The standard - called PAS 2050 (Publicly Available Standard 2050) - gives businesses the tools to analyse their product's lifecycle and assess "embedded" greenhouse gas emissions, from sourcing raw materials through to packaging and distribution.
It represents a breakthrough for carbon footprinting in the food industry, which is notoriously difficult due to the myriad of inputs and influencing factors. A carbon footprinting standard could one day enable consumers to choose their food based on a true reflection of its environmental impact.
Annoucing the new standard, Environment secretary Hilary Benn said: "Companies have said they want to be able to count their carbon emissions in a better way, so we have responded. By looking at where the emissions are being created and reducing them, businesses can also save themselves money.
"You can't see or count emissions when you buy a product. But consumers want to know that emissions are being cut by businesses and this standard will help businesses to do that.

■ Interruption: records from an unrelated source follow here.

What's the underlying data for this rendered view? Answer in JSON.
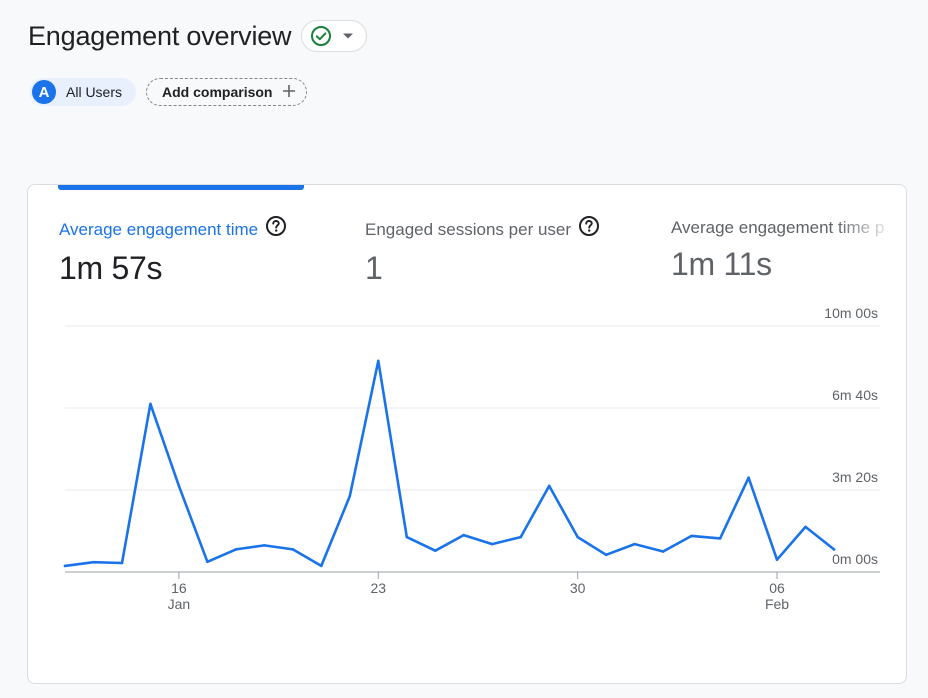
{
  "header": {
    "title": "Engagement overview",
    "status_icon": "check-circle-icon",
    "dropdown_icon": "caret-down-icon"
  },
  "segments": {
    "primary": {
      "avatar_letter": "A",
      "label": "All Users"
    },
    "add_comparison": {
      "label": "Add comparison",
      "icon": "plus-icon"
    }
  },
  "metrics": [
    {
      "label": "Average engagement time",
      "value": "1m 57s",
      "help_icon": "help-circle-icon",
      "active": true
    },
    {
      "label": "Engaged sessions per user",
      "value": "1",
      "help_icon": "help-circle-icon",
      "active": false
    },
    {
      "label": "Average engagement time p",
      "value": "1m 11s",
      "active": false
    }
  ],
  "colors": {
    "accent": "#1a73e8",
    "line": "#1a73e8",
    "grid": "#e8eaed",
    "status_green": "#188038"
  },
  "chart_data": {
    "type": "line",
    "xlabel": "",
    "ylabel": "",
    "grid": true,
    "y_unit": "seconds",
    "ylim": [
      0,
      600
    ],
    "y_ticks": [
      {
        "value": 0,
        "label": "0m 00s"
      },
      {
        "value": 200,
        "label": "3m 20s"
      },
      {
        "value": 400,
        "label": "6m 40s"
      },
      {
        "value": 600,
        "label": "10m 00s"
      }
    ],
    "x_ticks": [
      {
        "index": 4,
        "label": "16",
        "sublabel": "Jan"
      },
      {
        "index": 11,
        "label": "23",
        "sublabel": ""
      },
      {
        "index": 18,
        "label": "30",
        "sublabel": ""
      },
      {
        "index": 25,
        "label": "06",
        "sublabel": "Feb"
      }
    ],
    "series": [
      {
        "values": [
          15,
          24,
          22,
          410,
          210,
          25,
          55,
          65,
          55,
          15,
          185,
          515,
          85,
          52,
          90,
          68,
          85,
          210,
          85,
          42,
          68,
          50,
          88,
          82,
          230,
          30,
          110,
          55
        ]
      }
    ]
  }
}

"In addition to measuring and reducing the carbon footprint of their products, from clothing, to cosmetics, and cottage pies, businesses will be able to offer advice to the public about the most environmentally friendly ways to choose, use and dispose of their products."
The aim of the new standard is to help businesses move beyond managing the emissions their own processes create and to look at the opportunities for reducing emissions in the design, making and supplying of products. This will then help businesses make goods or services which are less carbon intensive and ultimately develop new products with lower carbon footprints.